In der Anhörung kam es knüppeldick
Die Vorsitzende des Ausschusses für Arbeit und Soziales, Kerstin Griese (SPD) hatte erst abgelehnt, die Petition entgegen zu nehmen, musste dann aber dem öffentlichen Druck nachgeben. Fernseh- und Radiosender waren vor Ort. Aber die SPD behauptete weiter: Nein, es seien keine Verschlechterungen geplant, nur "Klarstellungen" im Gesetz. Was für eine Frechheit!
In der Anhörung kam es dann aber knüppeldick. Wir fragten nach den Folgen dieser Regelung und die Wohlfahrtsverbände und Gewerkschaften sprachen sich unisono gegen die Kürzungen aus und forderten stattdessen, den Mehrbedarf ausreichend zu berücksichtigen. Auf Seiten von SPD und Union wurde es merklich still.
Viele Zeitungen, Tagesschau und Radiosender berichteten und Monitor sendete am 2. Juni einen kritischen Beitrag unter dem Titel: Noch ärmer: "Wie die Hartz-IV-Reform Alleinerziehende schlechter stellt!"
Am nächsten Tag war es dann nach eineinhalb Monaten endlich soweit: Ministerin Andrea Nahles (SPD) rückte öffentlich von ihrem Vorhaben ab, alleinerziehende Hartz-IV-Beziehende zu bestrafen, wenn sie ihr Kind tageweise zum Vater geben. Sie behauptet zwar weiter, dass es nie Absicht gewesen wäre, zu kürzen, aber sei’s drum. Das schlimmste ist erstmal verhindert.
Was sich aber zeigt: LINKS wirkt und politisches Engagement lohnt sich.

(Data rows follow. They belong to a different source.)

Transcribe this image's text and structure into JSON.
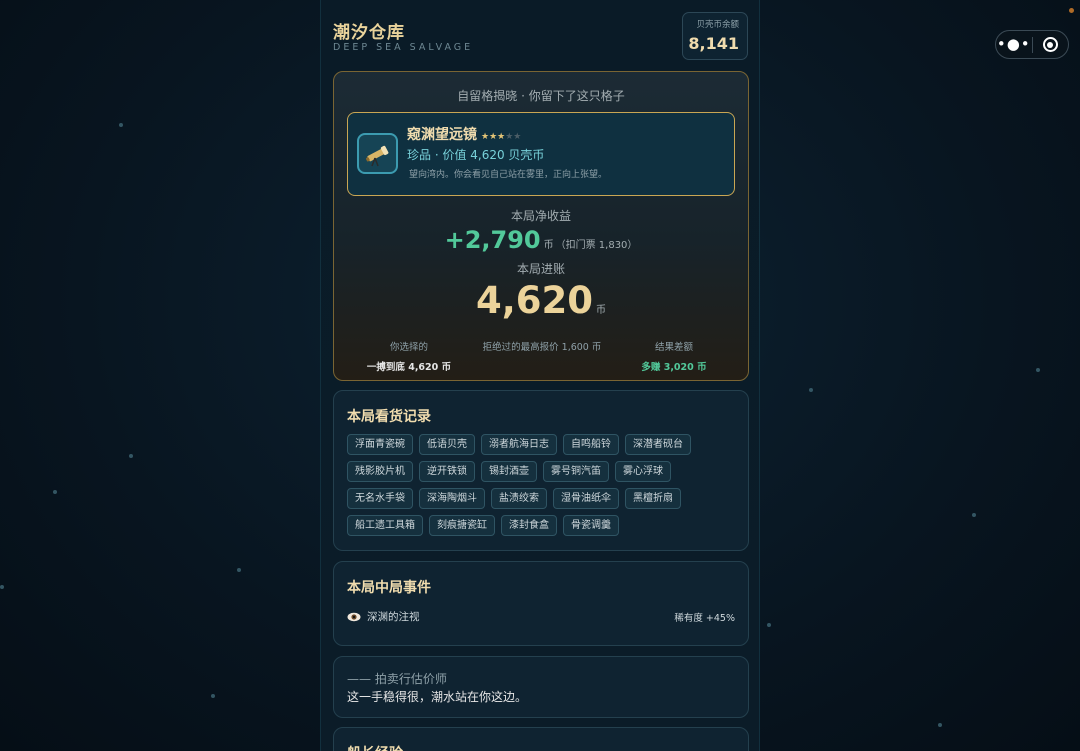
{
  "header": {
    "title": "潮汐仓库",
    "subtitle": "DEEP SEA SALVAGE",
    "balance_label": "贝壳币余额",
    "balance_value": "8,141"
  },
  "result": {
    "heading": "自留格揭晓 · 你留下了这只格子",
    "item": {
      "name": "窥渊望远镜",
      "stars_on": "★★★",
      "stars_off": "★★",
      "meta": "珍品 · 价值 4,620 贝壳币",
      "desc": "望向湾内。你会看见自己站在雾里，正向上张望。",
      "icon": "telescope-icon"
    },
    "net_label": "本局净收益",
    "net_value": "+2,790",
    "net_unit": "币",
    "net_note": "（扣门票 1,830）",
    "income_label": "本局进账",
    "income_value": "4,620",
    "income_unit": "币",
    "stats": [
      {
        "label": "你选择的",
        "value": "一搏到底 4,620 币"
      },
      {
        "label": "拒绝过的最高报价 1,600 币",
        "value": ""
      },
      {
        "label": "结果差额",
        "value": "多赚 3,020 币"
      }
    ]
  },
  "log": {
    "title": "本局看货记录",
    "tags": [
      "浮面青瓷碗",
      "低语贝壳",
      "溺者航海日志",
      "自鸣船铃",
      "深潜者砚台",
      "残影胶片机",
      "逆开铁锁",
      "锡封酒壶",
      "雾号铜汽笛",
      "雾心浮球",
      "无名水手袋",
      "深海陶烟斗",
      "盐渍绞索",
      "湿骨油纸伞",
      "黑檀折扇",
      "船工遗工具箱",
      "刻痕搪瓷缸",
      "漆封食盒",
      "骨瓷调羹"
    ]
  },
  "events": {
    "title": "本局中局事件",
    "items": [
      {
        "icon": "eye-icon",
        "name": "深渊的注视",
        "rarity": "稀有度 +45%"
      }
    ]
  },
  "quote": {
    "who": "—— 拍卖行估价师",
    "text": "这一手稳得很，潮水站在你这边。"
  },
  "exp": {
    "title": "船长经验"
  },
  "colors": {
    "accent_gold": "#e9d39b",
    "profit_green": "#52c99a",
    "item_cyan": "#78d1d9"
  }
}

Wir dürfen aber noch nicht locker lassen. Verschlechterungen verhindern ist nur der erste Schritt. An der schwierigen Lebenssituation von 600.000 Alleinerziehenden im Hartz IV Bezug – das ist jede zweite Alleinerziehende im Osten und mehr als jede Dritte im Westen! – ändert sich damit noch gar nichts. Jetzt geht es darum, den Mehrbedarf für den umgangsberechtigten Elternteil zu sichern und weitere Verschärfungen durch das Hartz IV-Gesetz, wie zum Beispiel bei derZwangsverrentung, zu verhindern!